No Country for Old Men (2007)

Run Time: 2 hr 2 min
Rating: R
Rotten Tomatoes Rating: 93%/86%

No Country for Old Men is a crime drama/thriller starring Tommy Lee Jones (Ed Tom Bell), Javier Bardem (Anton), Josh Brolin (Llewelyn Moss), and Kelly Macdonald (Carla Jean Moss). In this film Llewelyn Moss witnesses a drug deal gone wrong and upon investigating the aftermath he finds a shit ton of drugs and a briefcase filled with money. Llewelyn devises a plan to go back at nightfall to retrieve the briefcase full of money and while at first it seemed like he would walk away with it unnoticed; his efforts are challenged by some very angry men. Llewelyn narrowly escapes this near death experience, but he unknowingly put himself and his family right in the path of the very ruthless Anton Chigurh. Llewelyn leaves town with the money and plans to send for his wife once he’s settled, however Anton has other plans and will not rest until what belongs to him is returned. No Country for Old Men won 4 Academy Awards: Best Motion Picture, Best Supporting Actor, Best Achievement in Directing, and Best Writing, Adapted Screenplay. With all these awards one has to ask, was this movie deserving of all the accolades or was it an over-hyped, underwhelming, average film?

The Good:

Javier Bardem as Anton is absolutely amazing! The opening scene with Anton in the police station is down right bone chilling. You can tell instantly that for this man killing is not something he has an issue with and in fact appears to find satisfaction in taking a life. There were several scenes in the film where Anton kills someone just for being at the wrong place at the wrong time or if the person has not necessarily wronged him, he will let “fate” decide if the person will live or die by flipping a coin. Anton is the real boogeyman and appears to be as invincible as The Terminator. At one point it seems like Anton may simply be a hitman for a drug cartel but after a while you realize he has no alliance to anyone but himself and he will kill anyone/anything that gets in his way. Anton has no redeeming qualities. There are no moments where you see humanity in him and when a character is written in this manner, it takes the right actor to portray them and Javier Bardem was perfect in this role.

This film is more than just what the plot may suggest and for me there was a strong message of how at the end of the day humans are merely another animal species and given the right circumstances we can all play the role of predator and prey. In the opening scene Llewelyn is out in the desert hunting deer and in that moment he is hunting down prey and he has all the control. Then later in the film, he becomes Anton’s prey and has to outrun a much stronger, smarter, stealthier predator. There are so many scenes and moments in this film where the smallest little detail comes right back around and plays out this predator/prey role reversal that it seems clear to me that this was the intent of the writer. For example, in the first scene with Llewelyn hunting the deer, he shoots one but it runs away, so he uses his pitbull to try and sniff out the injured deer. Then later, Llewelyn is being chased (hunted) by two men and he is shot but runs away and while attempting to flee he gets chased by a pitbull owned by… you guessed it… the two men hunting him. In my first viewing of this film I did not catch those little things but after a second viewing I took the the time to really pay attention to these details and it elevated this film even more.

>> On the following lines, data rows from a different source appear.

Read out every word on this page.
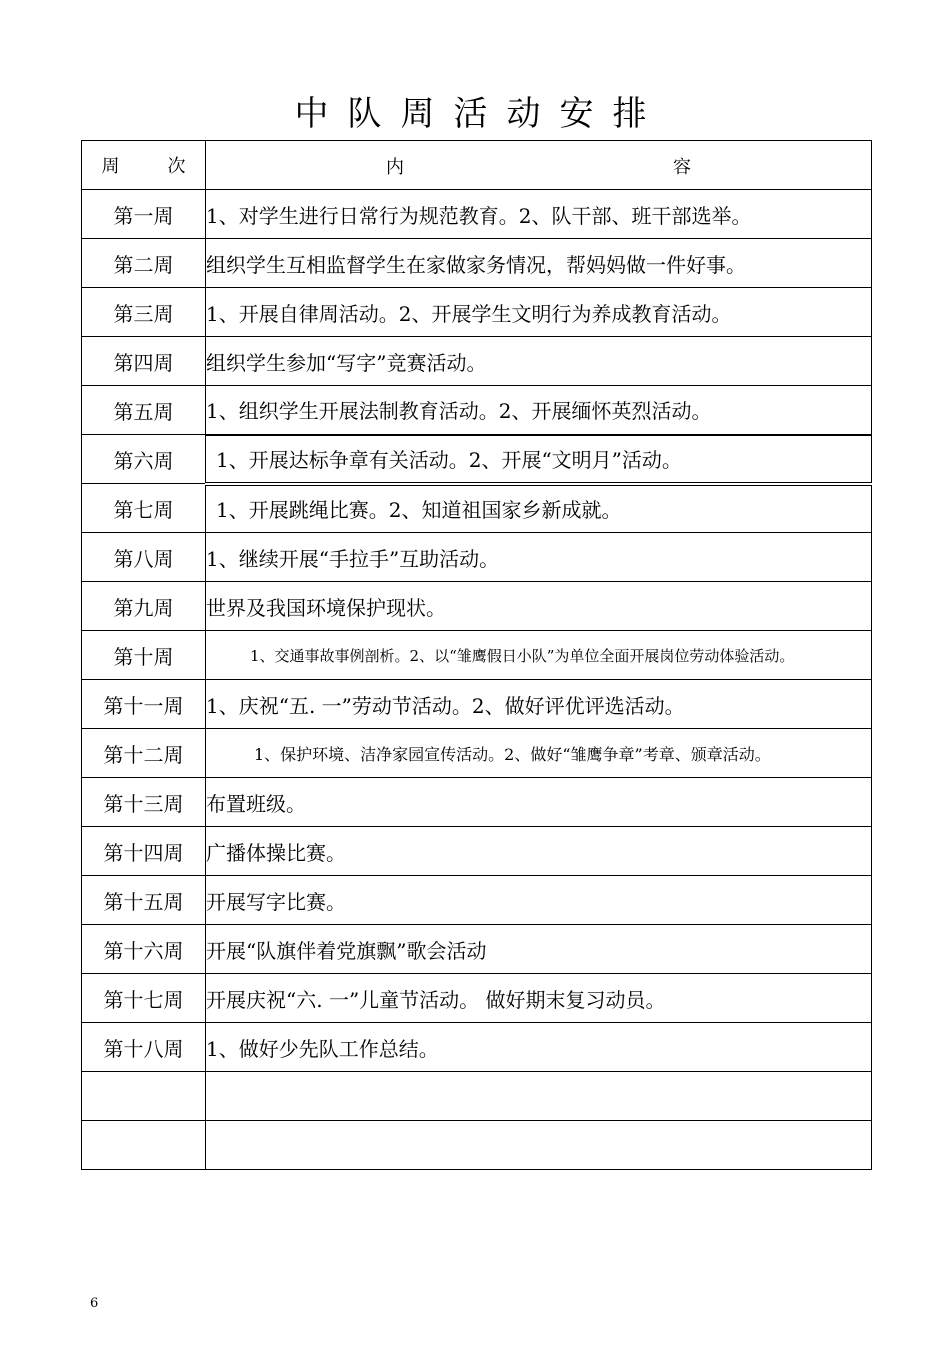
中队周活动安排
周 次	内 容

第一周	1、对学生进行日常行为规范教育。2、队干部、班干部选举。
第二周	组织学生互相监督学生在家做家务情况，帮妈妈做一件好事。
第三周	1、开展自律周活动。2、开展学生文明行为养成教育活动。
第四周	组织学生参加“写字”竞赛活动。
第五周	1、组织学生开展法制教育活动。2、开展缅怀英烈活动。
第六周	1、开展达标争章有关活动。2、开展“文明月”活动。
第七周	1、开展跳绳比赛。2、知道祖国家乡新成就。
第八周	1、继续开展“手拉手”互助活动。
第九周	世界及我国环境保护现状。
第十周	1、交通事故事例剖析。2、以“雏鹰假日小队”为单位全面开展岗位劳动体验活动。
第十一周	1、庆祝“五. 一”劳动节活动。2、做好评优评选活动。
第十二周	1、保护环境、洁净家园宣传活动。2、做好“雏鹰争章”考章、颁章活动。
第十三周	布置班级。
第十四周	广播体操比赛。
第十五周	开展写字比赛。
第十六周	开展“队旗伴着党旗飘”歌会活动
第十七周	开展庆祝“六. 一”儿童节活动。 做好期末复习动员。
第十八周	1、做好少先队工作总结。

6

Another thing I enjoyed about this film is the fact that the Cohen brothers did not rely on music to build suspense but instead used the performances of the actors and the content of the script to create the tone. Too many times I see a film that relies so heavily on music that it is a shock to the senses to watch a scene where music is not being played. In this movie I only heard music maybe twice and it was so faint that I questioned if I was actually hearing music or it was just the noise of machines in the background. Using nature as the soundtrack of the movie and not random music selections added a level of realism that reminded me a lot of The Revenant. I appreciated the authenticity in this decision and cannot imagine what this movie would have looked like with “Welcome to the Jungle” jamming in the background.

The Bad:

Although I absolutely love this film, I am often turned off by the one note acting ability of Woody Harrelson. I enjoy him in lighthearted films but in something this gritty and raw he just stuck out like a sore thumb. I had the same feeling about Tommy Lee Jones’ performance and it’s not to say that this gentlemen are not good actors but they are just the same person in most of their movies and it is disappointing.

I also had a bit of an issue with the final scene of the movie. Without giving spoilers, I’ll just say that a character gives a monologue and it took me 3 times to watch it and decide that the point of this final scene is to bring home the message of “we live to die”. I could be completely wrong about this meaning but at least I came up with some sort of reason for this pointless (at least in my mind) scene.

Overall Rating:

No Country for Old Men deserved every Oscar awarded to it. This film is gritty and raw and from the opening scene gives us nothing but tension and suspense done at a superior level. Javier Bardem made me long for another film with Anton as the lead character because I need to see more of this maniac in action. While this movie is very long, this Sista Gurl highly recommends you make time to watch this amazing film and see if you can catch all the many different moments of foreshadowing throughout the film and take a shot every time you spot one!